Shareholders looking for long-term investment must be very alert and careful while they purchase Hertz stock since it is an extremely dicey move.
Hertz Global under (OTCMKTS: HTZGQ) is a business enterprise for vehicle rental. However, Hertz stock has been delisted from the NY Stock Exchange. As a result, they will not be able to trade on that platform any longer. On 29th October, the owner of NYSE, Intercontinental Exchange made a public statement regarding Hertz stock. They announced that the employees of the NY Stock Exchange Regulation have decided to suspend the trading permit and activities of Hertz Global Holdings Company. Following this suspension Hertz stock cannot trade on NYSE anymore.

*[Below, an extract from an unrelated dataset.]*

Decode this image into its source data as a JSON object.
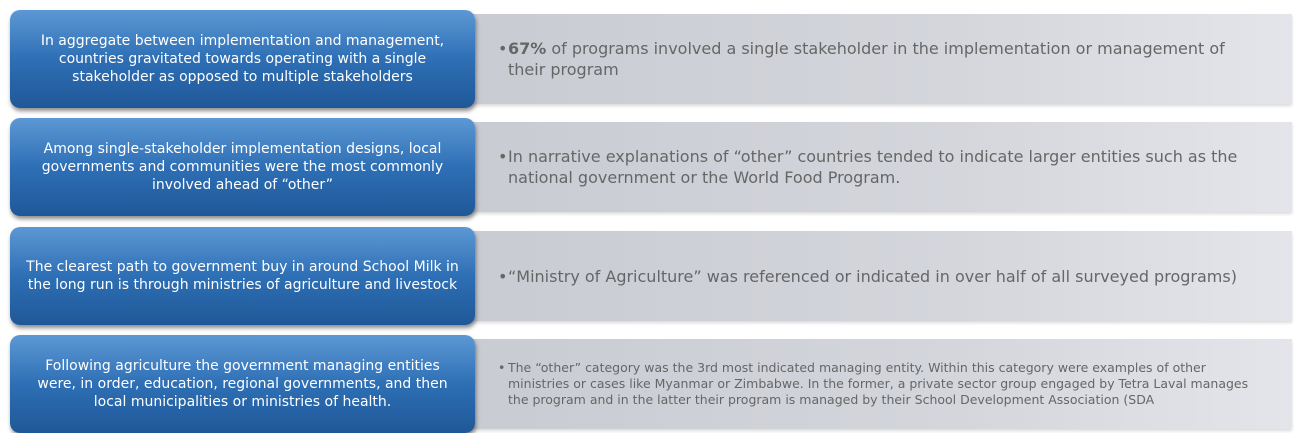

The huge impact of the coronavirus pandemic on several sectors including leisure and travel is quite evident in the stock market figures. The sector of car rental is highly dependent and tied to the hips of the aviation industry. This is basically because people traveling by air also resort to renting cars to and from the airports. This number of passengers is considerably large and has been lacking due to the COVID-19 pandemic situation. Researchers have found out that the effect of the pandemic is massive on the entire industry of transportation, be it air, water, and roads.
Many analysts have stated that this pandemic is the main factor behind the bankruptcy of Hertz stock. Although the company paid a whopping $16 million as bonuses for retention to its executives on the very day of their bankruptcy. Nonetheless, various measures for cost-effectiveness had been taken owing to the losses. There was a massive hike in the number of lay-offs and clearance of assets that are not a core part of Hertz stock.
Hertz Global Company is based in Florida and it was founded over 100 years ago. Hertz, Thrifty, and Dollar are namely some of the brands under which they conduct their car rental business on a global scale. It has been emotionally and financially difficult for the investors to cope with the bankruptcy as well as the delisting of the company.
Steve Ford, an official of Advanced Applied Management Solutions has given some insights regarding the sudden decrease of Hertz stock. He says that the company had a loan of over $24 billion against a $1 billion cash reserve. This debt was mainly because of corporate and car acquisitions. Hertz lost all their revenue and credibility due to the COVID-19 pandemic and became bankrupt following the inability to pay off the debt.
However, the shareholders are first in line to claim the assets of Hertz stock. Although investors will not receive anything even after the bankruptcy issue is solved.
Carl Ichan, a renowned investor, sold his entire holding which was almost 39% of the total Hertz stock.
Presently, the company has a $1.05 EPS.
Hertz must not be considered by either long-term or short-term investors.